The rise of the virtual ward is charted here by Max Mckiernan, L2S2’s Marketing Manager and Jane Aldridge, Co-Founder/CBDO/CFO, including analysis of why COVID may save the NHS
We all know that COVID has sent shockwaves through the healthcare industry. But even before COVID-19, healthcare systems have struggled with rising demand, increasing patient expectations and slow adoption of the new technologies that could bring an advantage. To provide context, UK healthcare expenditure rose, on average, 3.94% per year between 2009 and 2018 (source Statista.com), while annual GDP growth was only 1.29% (source ONS).
The pandemic has extended patient backlogs and necessitated new ‘COVID secure’ methods of performing medicine. Telephone and video consultations and digitally distributed prescriptions have been widely adopted in an effort to cope with this crisis, with the level of patient acceptance surprising many.

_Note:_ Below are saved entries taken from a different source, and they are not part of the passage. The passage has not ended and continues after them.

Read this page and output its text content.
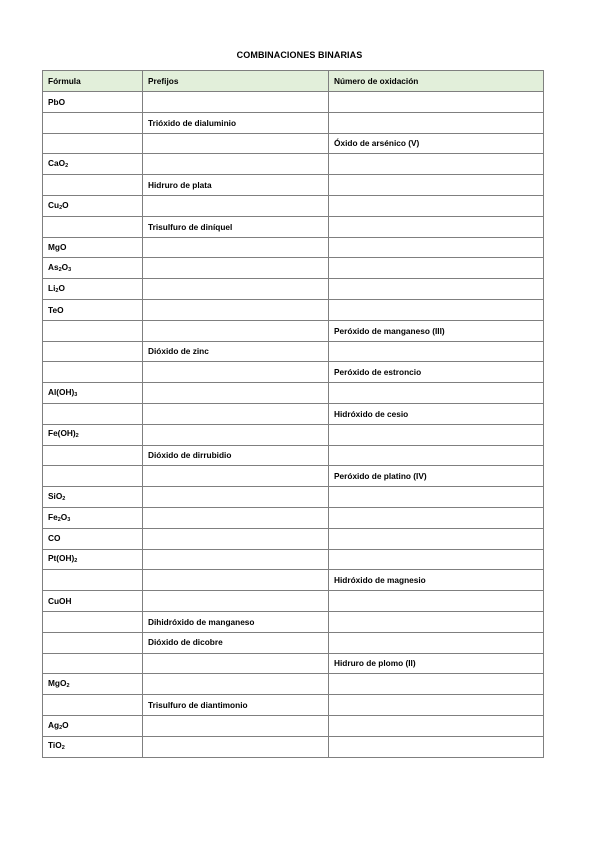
COMBINACIONES BINARIAS
Fórmula	Prefijos	Número de oxidación
PbO		
	Trióxido de dialuminio	
		Óxido de arsénico (V)
CaO$_2$		
	Hidruro de plata	
$Cu_2O$		
	Trisulfuro de diníquel	
MgO		
$As_2O_3$		
$Li_2O$		
TeO		
		Peróxido de manganeso (III)
	Dióxido de zinc	
		Peróxido de estroncio
$Al(OH)_3$		
		Hidróxido de cesio
$Fe(OH)_2$		
	Dióxido de dirrubidio	
		Peróxido de platino (IV)
SiO$_2$		
$Fe_2O_3$		
CO		
$Pt(OH)_2$		
		Hidróxido de magnesio
CuOH		
	Dihidróxido de manganeso	
	Dióxido de dicobre	
		Hidruro de plomo (II)
MgO$_2$		
	Trisulfuro de diantimonio	
$Ag_2O$		
TiO$_2$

As patients and clinicians come to accept these technologies, the ambition surrounding what they can achieve next grows, virtual wards being one of the next objectives. Consider a digital dashboard showing patients under clinical supervision. Each record holds data from medical devices, allowing doctors to virtually monitor patients who have been discharged or kept at home. The system flags patients who are clearly not stable or improving, allowing clinicians to rapidly identify patients who need intervention. These patients can then be treated before they have an emergency.
Virtual wards could facilitate earlier discharge and free up beds, meeting the first point of NHS England’s 10 Point Efficiency Plan1, and will help reduce the frequency of routine check-ups of patients who are stable. At each step, the load on the system is reduced, freeing up resources to address the backlog.
Digital health
So, given the clear benefits, why has it taken so long to adopt these digital technologies?
There are three broad challenges in digital health: regulation, data governance and IT system interoperability.
Medical device regulation (MDR), designed to safeguard patients, applies to most remote health monitoring technology. MDR dramatically impacts both development processes and deployment. In particular, development to MDR requirements is slow, expensive and requires specialist skills.
Data governance and security is also legislated, and failure to comply carries serious penalties. Understanding, developing and implementing compliant processes is also costly and time-consuming. The NHS, as ever with patient safety and confidentiality in focus, has published standards for technology that combine both MDR and data security requirements.
The final challenge is that the virtual ward system must join the patient on the internet to the clinician on the NHS private network, the HSCN ideally, sharing data with existing NHS patient record systems. Again, gaining access to these systems is not straightforward.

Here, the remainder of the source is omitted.